Quant à la politique de démocratisation des études menée par la gauche, c’est bel et bien l’objectif de Mme Lyon, un but que la conseillère d’Etat en charge de l’éducation ne cache pas et qui s’est récemment exprimé dans la volonté de supprimer les orientations scolaires. Pour terminer, tu dis que c’est la droite qui est au pouvoir dans le canton et qu’on ne peut donc accuser le DFJ de telles intentions. Ce serait vrai si le DFJ n’était pas dirigé par des membres du parti socialiste depuis longtemps…
26 juillet 2007 à 16:25 |
Cher Samuel,
donc si je comprends bien, c’est parce que les coûts de la recherche ont augmenté depuis quelques années que l’Université a besoin de moyens privés… J’aimerais bien savoir d’où vient cette information, à mon avis ce n’est pas vraiment le cas, et en tout cas ça n’explique certainement pas l’entier des problèmes de financement des Universités. Pour reprendre ton raisonnement, disons qu’on remarque que c’est bien la droite qui était à nouveau en charge des Finances depuis le début des années 90 (avec P.-F. Veillon)…

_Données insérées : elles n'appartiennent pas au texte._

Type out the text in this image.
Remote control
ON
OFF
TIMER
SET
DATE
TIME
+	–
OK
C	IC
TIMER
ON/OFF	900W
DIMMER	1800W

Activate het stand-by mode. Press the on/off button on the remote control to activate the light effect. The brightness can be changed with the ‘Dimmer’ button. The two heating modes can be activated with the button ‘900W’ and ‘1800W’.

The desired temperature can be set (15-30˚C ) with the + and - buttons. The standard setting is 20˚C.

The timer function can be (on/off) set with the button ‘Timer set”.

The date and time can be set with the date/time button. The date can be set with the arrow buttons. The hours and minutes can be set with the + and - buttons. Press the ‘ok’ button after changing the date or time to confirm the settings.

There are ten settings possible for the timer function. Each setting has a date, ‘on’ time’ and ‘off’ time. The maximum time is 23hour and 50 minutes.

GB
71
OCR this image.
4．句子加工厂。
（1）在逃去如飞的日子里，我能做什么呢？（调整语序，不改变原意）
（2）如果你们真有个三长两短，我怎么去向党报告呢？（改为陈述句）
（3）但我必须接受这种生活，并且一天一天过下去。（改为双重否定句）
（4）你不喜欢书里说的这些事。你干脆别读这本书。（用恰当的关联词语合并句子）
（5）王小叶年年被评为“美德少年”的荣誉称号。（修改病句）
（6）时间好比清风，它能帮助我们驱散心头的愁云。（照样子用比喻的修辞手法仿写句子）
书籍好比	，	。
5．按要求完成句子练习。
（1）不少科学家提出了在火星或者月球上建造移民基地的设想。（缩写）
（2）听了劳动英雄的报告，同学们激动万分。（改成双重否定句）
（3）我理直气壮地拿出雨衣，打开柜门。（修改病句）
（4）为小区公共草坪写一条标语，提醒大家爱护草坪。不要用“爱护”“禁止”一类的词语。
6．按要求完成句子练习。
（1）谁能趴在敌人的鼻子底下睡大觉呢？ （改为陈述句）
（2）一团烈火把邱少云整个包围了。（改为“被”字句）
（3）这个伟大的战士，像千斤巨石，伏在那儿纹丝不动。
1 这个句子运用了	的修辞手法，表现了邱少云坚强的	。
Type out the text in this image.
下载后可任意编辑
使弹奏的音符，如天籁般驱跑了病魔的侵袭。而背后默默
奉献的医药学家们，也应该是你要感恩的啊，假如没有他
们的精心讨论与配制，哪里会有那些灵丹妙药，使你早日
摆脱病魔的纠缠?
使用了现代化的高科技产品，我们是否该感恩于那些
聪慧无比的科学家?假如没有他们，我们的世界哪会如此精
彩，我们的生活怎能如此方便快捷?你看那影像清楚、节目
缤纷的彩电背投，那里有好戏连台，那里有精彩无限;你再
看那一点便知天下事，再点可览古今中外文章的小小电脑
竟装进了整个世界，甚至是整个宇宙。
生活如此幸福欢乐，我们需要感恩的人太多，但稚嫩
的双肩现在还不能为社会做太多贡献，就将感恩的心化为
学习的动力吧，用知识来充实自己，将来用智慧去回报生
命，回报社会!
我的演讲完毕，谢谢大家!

Et justement, à propos de la responsabilité des partis et des Conseillers d’Etat, il est vrai que le DFJ/DIPC est dirigé par des socialistes depuis 94, mais n’oublions pas que toutes les lois passent devant le Grand Conseil. Et même si on voulait faire porter l’ensemble de la responsabilité aux vilains socialistes, remarquons encore une fois que les effectifs, par exemple à l’UNIL, n’augmentent que très peu: 9150 étudiant-e-s en 96, 10700 en 2007: comme déferlante, on a vue pire… Ce sont, encore une fois, surtout les effectifs de femmes qui augmentent, les hommes restent stables. Donc arrêtons de croire qu’une démocratisation/massification est en marche en Suisse, c’est simplement faux.